We sat around a cramped kitchen table; my feet barely reached the floor back then. Cold February sunlight filtered through the windows, but we didn’t really notice. It was MathCounts season, and we were in eighth grade—it was supposed to be the year that we qualified for state.
I was the only girl at the table. Three other guys made up the rest of the team, and there were days when I didn’t fit.
Our coach gave us M&M’s during a study break. I lined mine up in pairs of complementary colors, like the glossy-paged jewelry book I’d read a few days ago had suggested. Orange and blue, red and green, yellow and purple; they were on opposite sides of the color wheel, and they were supposed to clash with each other. It didn’t make sense to mix colors that didn’t match, but I put them together anyway. The book had told me to. They didn’t fit together, and I kind of liked that.
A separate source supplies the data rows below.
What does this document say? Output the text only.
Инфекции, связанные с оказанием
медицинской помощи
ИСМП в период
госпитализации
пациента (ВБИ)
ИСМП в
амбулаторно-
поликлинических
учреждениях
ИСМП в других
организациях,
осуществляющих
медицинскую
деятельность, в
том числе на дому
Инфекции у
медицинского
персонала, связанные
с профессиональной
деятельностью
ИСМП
The other weekend, I watched the aftermath of the sunset. The sun was long gone, but the sky still glowed blue and orange. Out of habit I scanned the skyline, trying to find the point at which the colors clashed. I couldn’t.
The blue and the orange melted into each other, meeting in the middle in an ambiguous shade of neither. Blorange, or something. Even the name sounds gross, but I promise that the sky wasn’t. It was weird that two colors I’d firmly believed were polar opposites could coexist without clashing, but they did. They weren’t supposed to match, but the sky glowed and the sunset had just finished, and everything was blorange.
At one point I was a firm believer in things not fitting. One girl didn’t fit with three guys, and blue didn’t fit with orange. Really, though, they did.